アナフィラキシーはひどくなると循環器症状としての血圧が下がり、アナフィラキシーショックという命にかかわる状態に移行することもあります。このようにアナフィラキシーとは一刻を争う状態であり、速やかな診断と治療が求められます。

アナフィラキシーの原因
アナフィラキシーをおこす原因は多々ありますが、重要性が高いものを3つあげてみます。
それは、①食物、②薬剤、③ハチ刺され、です。
多くの場合はアレルゲンと接触後15分から2時間以内に症状があらわれる即時型に分類されますが、食物の中にはもう少し遅く症状が出る遅発型もあります。
また中には、アナフィラキシーをおこす原因がよくわからないケースも存在します。
食物依存性運動誘発アナフィラキシー
ある特定の食物を食べた後、2時間以内に激しい運動すると、アナフィラキシーがおこることがあります。これを食物依存性運動誘発アナフィラキシーといいます。
この病気は、特定の食物を食べただけ、あるいは運動しただけでは症状はおきませんが、食事と運動が重なることではじめてアナフィラキシーがおきます。学童期以降に多くみられ、原因食物としては小麦や甲殻類(エビ、カニ)の頻度が高いのですが、まれに果物や野菜などでもおきる例もあります。

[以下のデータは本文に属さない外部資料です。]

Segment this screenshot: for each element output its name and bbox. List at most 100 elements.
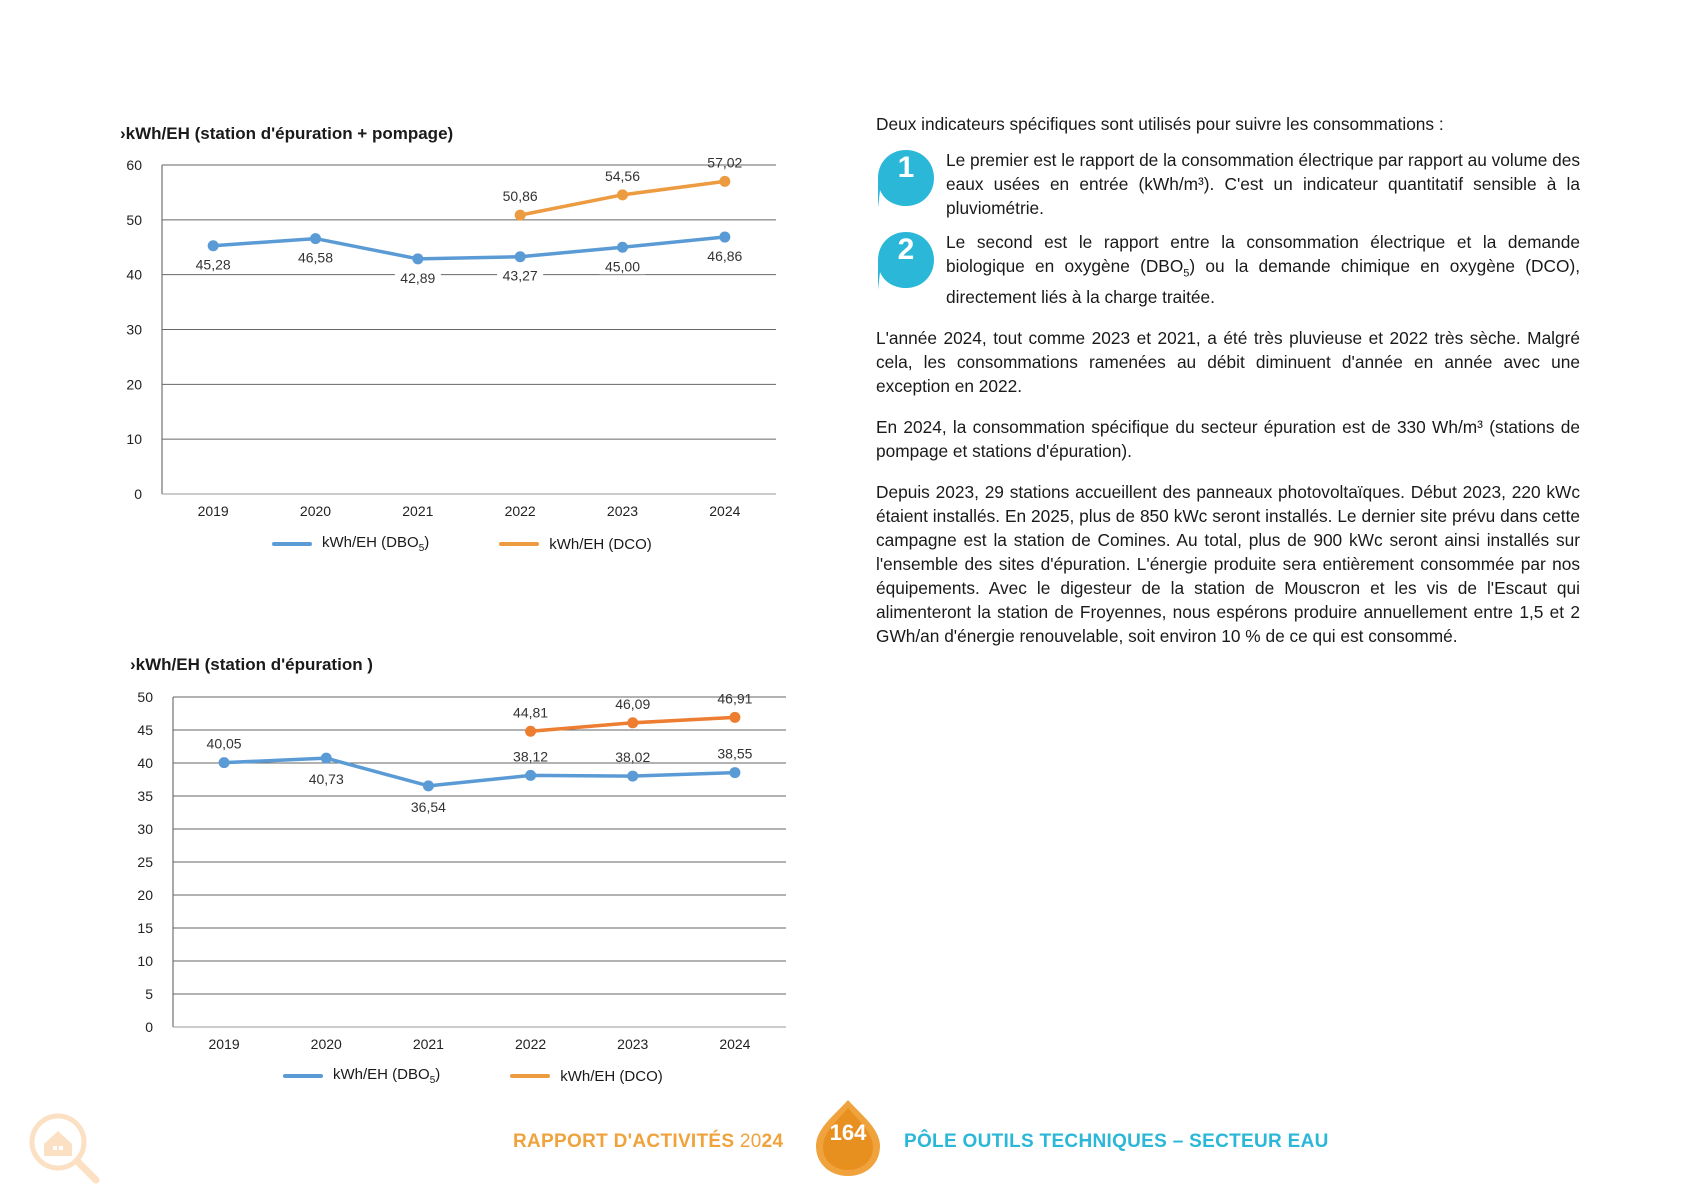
data-point	[617, 189, 628, 201]
series-line-0	[213, 235, 726, 261]
x-tick-label: 2020	[311, 1036, 342, 1052]
chart1-legend-dbo: kWh/EH (DBO5)	[322, 534, 430, 554]
data-label: 40,05	[207, 736, 242, 752]
data-label: 54,56	[605, 168, 640, 184]
y-tick-label: 50	[126, 212, 142, 228]
data-point	[525, 725, 537, 737]
text-column: Deux indicateurs spécifiques sont utilis…	[876, 112, 1580, 665]
x-tick-label: 2019	[209, 1036, 240, 1052]
data-label: 50,86	[503, 188, 538, 204]
intro-text: Deux indicateurs spécifiques sont utilis…	[876, 114, 1444, 134]
chart2-title: ›kWh/EH (station d'épuration )	[130, 655, 373, 674]
data-point	[617, 241, 628, 253]
chart2-legend-dbo: kWh/EH (DBO5)	[333, 1066, 441, 1086]
y-tick-label: 5	[145, 986, 153, 1002]
badge-number-1: 1	[897, 151, 915, 184]
data-label: 46,91	[717, 690, 752, 706]
footer-report-title: RAPPORT D'ACTIVITÉS 2024	[513, 1131, 784, 1152]
data-label-bg	[303, 770, 350, 788]
data-label: 46,09	[615, 696, 650, 712]
data-point	[412, 253, 424, 265]
data-point	[627, 717, 639, 729]
page-number: 164	[829, 1120, 867, 1145]
data-label: 36,54	[411, 799, 446, 815]
x-tick-label: 2021	[402, 503, 433, 519]
data-label: 38,12	[513, 748, 548, 764]
data-label-bg	[497, 266, 544, 284]
data-point	[719, 175, 731, 187]
legend-swatch-dco	[510, 1074, 551, 1078]
y-tick-label: 20	[126, 376, 142, 392]
drop-badge-icon: 1	[876, 148, 936, 210]
data-point	[719, 231, 731, 243]
water-drop-icon: 164	[810, 1098, 886, 1178]
data-point	[729, 711, 741, 723]
paragraph-2: En 2024, la consommation spécifique du s…	[876, 417, 1580, 462]
data-point	[320, 752, 332, 764]
indicator-text-2: Le second est le rapport entre la consom…	[946, 232, 1580, 308]
data-label: 38,55	[717, 746, 752, 762]
y-tick-label: 0	[145, 1019, 153, 1035]
y-tick-label: 60	[126, 157, 142, 173]
series-line-0	[224, 756, 735, 788]
data-label-bg	[190, 255, 237, 273]
badge-number-2: 2	[897, 233, 915, 266]
x-tick-label: 2019	[198, 503, 229, 519]
chart1-legend-dco: kWh/EH (DCO)	[549, 535, 652, 553]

診断には疑わしい食物負荷と運動を組み合わせた誘発試験を行いますが、陽性率は2~3割と低く、確定診断がなかなか難しい病気です。
治療はどちらかの制限が必要で、運動するときは直前に原因食物を食べないか、あるいは原因食物を食べる時には2時間以内の運動を制限する、という方針になります。
エピペン(アナフィラキシー自己注射薬)について
前にもふれたように、アナフィラキシーの治療は一刻を争います。救急車を呼んでいる間にもショックをおこして、命を落としてしまう危険性もあります。
朗報ですが、例えば救急病院が遠いような外出先でアナフィラキシーをおこした患者さんが、その場で自己注射できるエピペンという薬が、日本でも使用できるようになりました。
エピペンはエピネフリンという薬が成分で、医療機関ではアナフィラキシーの第一選択薬として使用されます。この薬を早く使用することで、血圧を上昇させ、呼吸困難を改善することができます。
エピペンは全ての医療機関で処方できるわけではなく、処方を認可された医師のみが処方することができます。また0.3mgと0.15mgの2種類の剤型があり、体重が15kg以上あれば小児でも使用することができます。